Principal research scientist, NVIDIA Research

Overview of NVIDIA Drive Labs

In this talk, I will give an inside look at autonomous vehicle research at NVIDIA. I will start with various topics in perception including high-precision lane detection, surround camera vision, and visibility estimation. I will then move to more advanced topics including safety force field and future prediction. Finally, I will discuss several emerging research topics that need to be addressed for achieving full autonomy.
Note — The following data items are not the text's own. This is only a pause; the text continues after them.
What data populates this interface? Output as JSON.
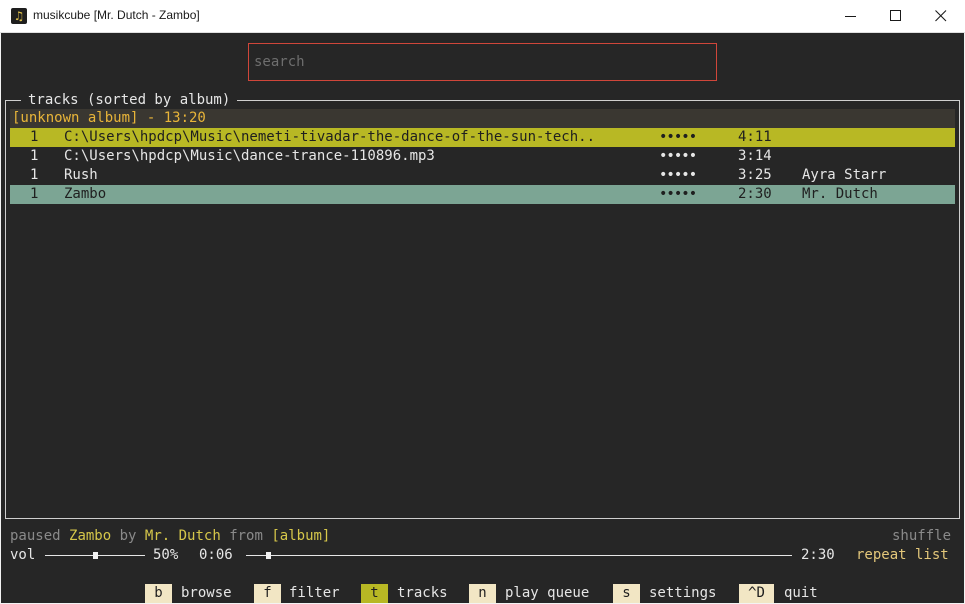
{
  "window": {
    "title": "musikcube [Mr. Dutch - Zambo]",
    "icon": "music-note-icon"
  },
  "search": {
    "placeholder": "search",
    "value": ""
  },
  "tracks_panel": {
    "title": "tracks (sorted by album)",
    "album_header": "[unknown album] - 13:20",
    "rows": [
      {
        "num": "1",
        "title": "C:\\Users\\hpdcp\\Music\\nemeti-tivadar-the-dance-of-the-sun-tech..",
        "rating": "•••••",
        "duration": "4:11",
        "artist": "",
        "state": "playing"
      },
      {
        "num": "1",
        "title": "C:\\Users\\hpdcp\\Music\\dance-trance-110896.mp3",
        "rating": "•••••",
        "duration": "3:14",
        "artist": "",
        "state": "normal"
      },
      {
        "num": "1",
        "title": "Rush",
        "rating": "•••••",
        "duration": "3:25",
        "artist": "Ayra Starr",
        "state": "normal"
      },
      {
        "num": "1",
        "title": "Zambo",
        "rating": "•••••",
        "duration": "2:30",
        "artist": "Mr. Dutch",
        "state": "selected"
      }
    ]
  },
  "status": {
    "state": "paused",
    "track": "Zambo",
    "by": "by",
    "artist": "Mr. Dutch",
    "from": "from",
    "album": "[album]",
    "shuffle": "shuffle"
  },
  "transport": {
    "vol_label": "vol",
    "volume": "50%",
    "volume_fraction": 0.5,
    "elapsed": "0:06",
    "progress_fraction": 0.04,
    "total": "2:30",
    "repeat": "repeat list"
  },
  "keybar": [
    {
      "key": "b",
      "label": "browse",
      "active": false
    },
    {
      "key": "f",
      "label": "filter",
      "active": false
    },
    {
      "key": "t",
      "label": "tracks",
      "active": true
    },
    {
      "key": "n",
      "label": "play queue",
      "active": false
    },
    {
      "key": "s",
      "label": "settings",
      "active": false
    },
    {
      "key": "^D",
      "label": "quit",
      "active": false
    }
  ],
  "colors": {
    "background": "#262626",
    "playing_row": "#b8b824",
    "selected_row": "#7ca594",
    "album_text": "#e9b539",
    "search_border": "#d0463a"
  }
}
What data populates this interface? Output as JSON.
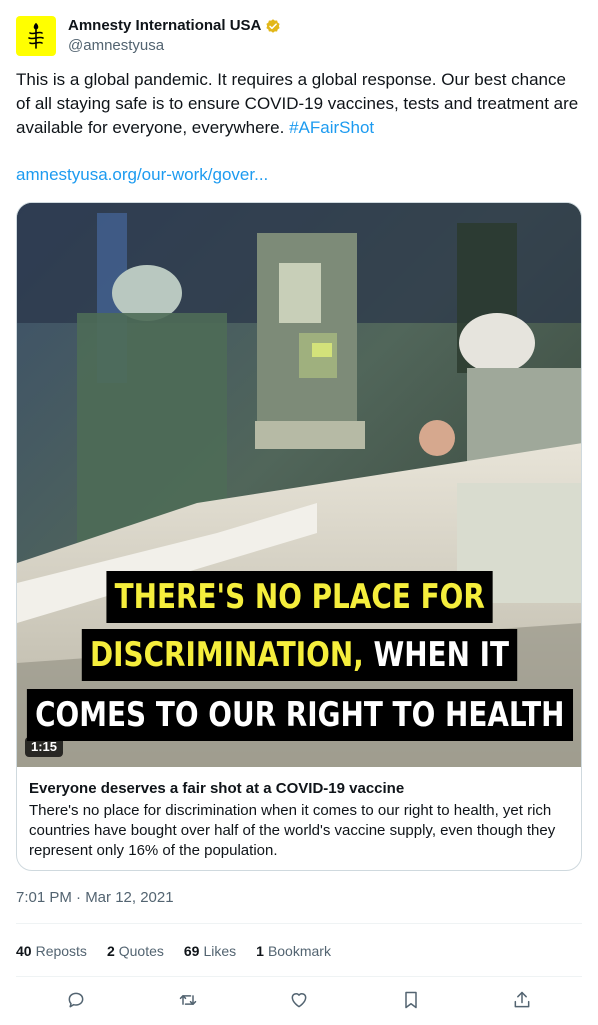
{
  "account": {
    "display_name": "Amnesty International USA",
    "handle": "@amnestyusa",
    "avatar_color": "#ffff00",
    "verified_badge_color": "#e2b719"
  },
  "tweet": {
    "text": "This is a global pandemic. It requires a global response. Our best chance of all staying safe is to ensure COVID-19 vaccines, tests and treatment are available for everyone, everywhere. ",
    "hashtag": "#AFairShot",
    "link": "amnestyusa.org/our-work/gover..."
  },
  "card": {
    "video_caption": {
      "line1": "THERE'S NO PLACE FOR",
      "line2_yellow": "DISCRIMINATION,",
      "line2_white": " WHEN IT",
      "line3": "COMES TO OUR RIGHT TO HEALTH"
    },
    "duration": "1:15",
    "title": "Everyone deserves a fair shot at a COVID-19 vaccine",
    "description": "There's no place for discrimination when it comes to our right to health, yet rich countries have bought over half of the world's vaccine supply, even though they represent only 16% of the population."
  },
  "timestamp": "7:01 PM · Mar 12, 2021",
  "stats": {
    "reposts_count": "40",
    "reposts_label": "Reposts",
    "quotes_count": "2",
    "quotes_label": "Quotes",
    "likes_count": "69",
    "likes_label": "Likes",
    "bookmarks_count": "1",
    "bookmarks_label": "Bookmark"
  },
  "actions": [
    "reply-icon",
    "repost-icon",
    "like-icon",
    "bookmark-icon",
    "share-icon"
  ],
  "colors": {
    "link_blue": "#1d9bf0",
    "muted_text": "#536471",
    "caption_yellow": "#f5ee3c"
  }
}
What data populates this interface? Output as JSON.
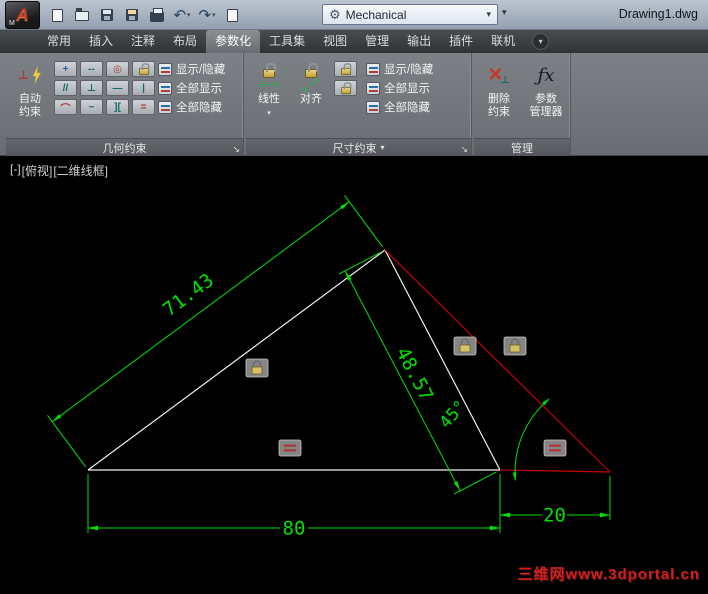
{
  "titlebar": {
    "logo_letter": "A",
    "logo_sub": "M",
    "workspace": "Mechanical",
    "title": "Drawing1.dwg"
  },
  "icons": {
    "dropdown": "▾",
    "launcher": "↘",
    "gear": "⚙",
    "undo": "↶",
    "redo": "↷",
    "ribbon_toggle": "▾",
    "delete_x": "×",
    "delete_sub": "⊥",
    "auto_mark": "⊥",
    "fx": "ƒx"
  },
  "tabs": [
    {
      "label": "常用"
    },
    {
      "label": "插入"
    },
    {
      "label": "注释"
    },
    {
      "label": "布局"
    },
    {
      "label": "参数化"
    },
    {
      "label": "工具集"
    },
    {
      "label": "视图"
    },
    {
      "label": "管理"
    },
    {
      "label": "输出"
    },
    {
      "label": "插件"
    },
    {
      "label": "联机"
    }
  ],
  "ribbon": {
    "geometric": {
      "title": "几何约束",
      "auto_line1": "自动",
      "auto_line2": "约束",
      "grid": [
        {
          "name": "coincident",
          "glyph": "+"
        },
        {
          "name": "collinear",
          "glyph": "--"
        },
        {
          "name": "concentric",
          "glyph": "◎"
        },
        {
          "name": "fix",
          "glyph": ""
        },
        {
          "name": "parallel",
          "glyph": "//"
        },
        {
          "name": "perpendicular",
          "glyph": "⊥"
        },
        {
          "name": "horizontal",
          "glyph": "—"
        },
        {
          "name": "vertical",
          "glyph": "|"
        },
        {
          "name": "tangent",
          "glyph": "⌒"
        },
        {
          "name": "smooth",
          "glyph": "~"
        },
        {
          "name": "symmetric",
          "glyph": "]["
        },
        {
          "name": "equal",
          "glyph": "="
        }
      ],
      "show_hide": "显示/隐藏",
      "show_all": "全部显示",
      "hide_all": "全部隐藏"
    },
    "dimensional": {
      "title": "尺寸约束",
      "linear": "线性",
      "aligned": "对齐",
      "show_hide": "显示/隐藏",
      "show_all": "全部显示",
      "hide_all": "全部隐藏"
    },
    "manage": {
      "title": "管理",
      "delete_line1": "删除",
      "delete_line2": "约束",
      "params_line1": "参数",
      "params_line2": "管理器"
    }
  },
  "canvas": {
    "viewport_controls": {
      "minus": "[-]",
      "view": "[俯视]",
      "style": "[二维线框]"
    },
    "dimensions": {
      "left_slope": "71.43",
      "inner_slope": "48.57",
      "angle": "45°",
      "base": "80",
      "extension": "20"
    },
    "colors": {
      "dimension_green": "#00e100",
      "geometry_white": "#f0f0f0",
      "construction_red": "#c40000",
      "badge_gray": "#909090"
    },
    "watermark": "三维网www.3dportal.cn"
  }
}
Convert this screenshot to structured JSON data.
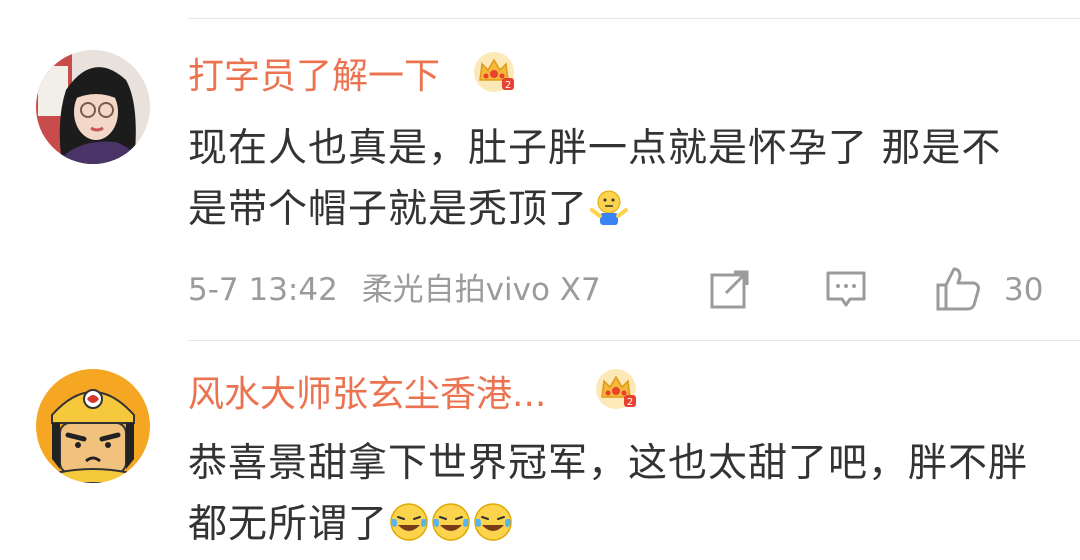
{
  "comments": [
    {
      "username": "打字员了解一下",
      "badge_icon": "vip-crown-icon",
      "text": "现在人也真是，肚子胖一点就是怀孕了 那是不是带个帽子就是秃顶了",
      "text_emojis": [
        "shrug-emoji"
      ],
      "timestamp": "5-7 13:42",
      "source": "柔光自拍vivo X7",
      "likes": "30",
      "actions": [
        "share-icon",
        "comment-icon",
        "like-icon"
      ]
    },
    {
      "username": "风水大师张玄尘香港...",
      "badge_icon": "vip-crown-icon",
      "text": "恭喜景甜拿下世界冠军，这也太甜了吧，胖不胖都无所谓了",
      "text_emojis": [
        "laughing-tears-emoji",
        "laughing-tears-emoji",
        "laughing-tears-emoji"
      ]
    }
  ],
  "colors": {
    "username": "#eb7350",
    "body_text": "#333333",
    "meta_text": "#9b9b9b",
    "divider": "#e6e6e6",
    "crown_gold": "#f5b83a",
    "crown_red": "#e8412f"
  }
}
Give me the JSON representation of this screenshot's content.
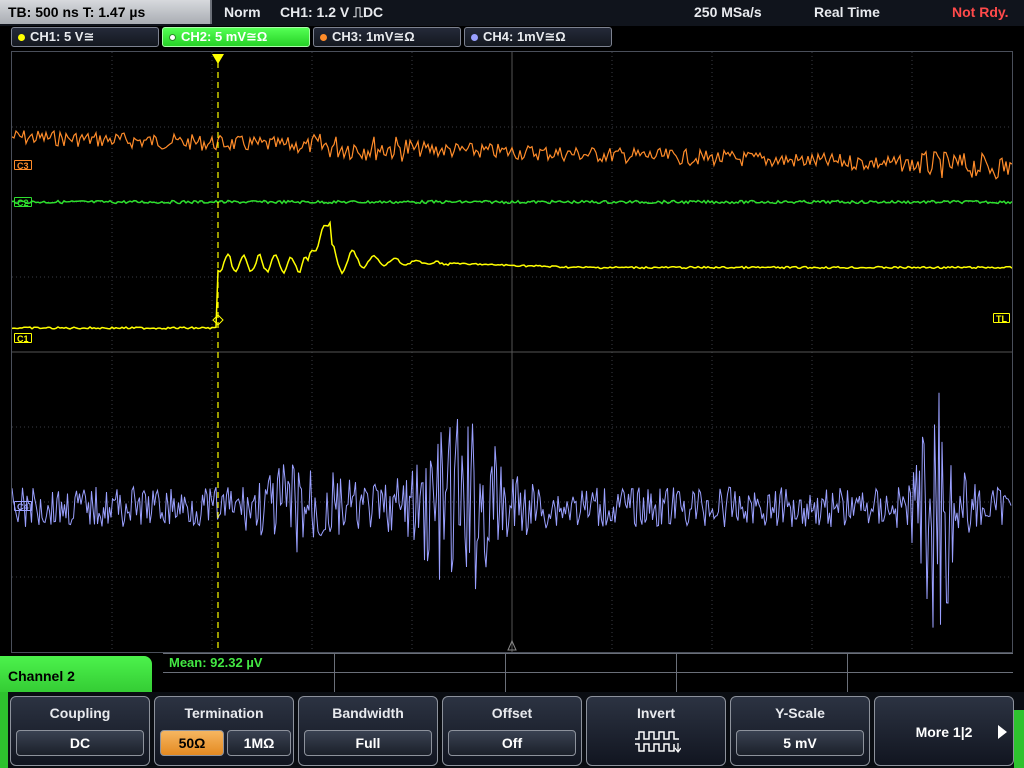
{
  "topbar": {
    "timebase": "TB: 500 ns   T: 1.47 µs",
    "mode": "Norm",
    "trigger": "CH1: 1.2 V ⎍DC",
    "samplerate": "250 MSa/s",
    "acq_mode": "Real Time",
    "status": "Not Rdy."
  },
  "channels": [
    {
      "label": "CH1: 5 V≅",
      "color": "#ffff00"
    },
    {
      "label": "CH2: 5 mV≅Ω",
      "color": "#2ee02e"
    },
    {
      "label": "CH3: 1mV≅Ω",
      "color": "#ff8c2a"
    },
    {
      "label": "CH4: 1mV≅Ω",
      "color": "#9aa0ff"
    }
  ],
  "markers": {
    "c3": "C3",
    "c2": "C2",
    "c1": "C1",
    "c4": "C4",
    "tl": "TL"
  },
  "side_menu_title": "Channel 2",
  "measurement": {
    "mean": "Mean: 92.32 µV"
  },
  "softkeys": {
    "coupling": {
      "title": "Coupling",
      "value": "DC"
    },
    "termination": {
      "title": "Termination",
      "opt1": "50Ω",
      "opt2": "1MΩ",
      "selected": "50Ω"
    },
    "bandwidth": {
      "title": "Bandwidth",
      "value": "Full"
    },
    "offset": {
      "title": "Offset",
      "value": "Off"
    },
    "invert": {
      "title": "Invert"
    },
    "yscale": {
      "title": "Y-Scale",
      "value": "5 mV"
    },
    "more": "More 1|2"
  }
}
Ming-Yu Liu is a principal research scientist at NVIDIA Research. Before joining NVIDIA in 2016, he was a principal research scientist at Mitsubishi Electric Research Labs (MERL). He earned his Ph.D. from the Department of Electrical and Computer Engineering at the University of Maryland College Park in 2012. He is a recipient of the R&D 100 Award by R&D Magazine for his robotic bin picking system in 2014. His street scen understanding paper and his semantic image synthesis paper were in the best paper finalist in the 2015 Robotics Science and System (RSS) conference and the 2019 Computer Vision and Pattern Recognition (CVPR) conference, respectively. In SIGGRAPH 2019, he won the Best in Show Award and Audience Choice Award in the Real Time Live show for his GauGAN work. His research focus is on generative image modeling. His research goal is to enable machines human-like imagination capability.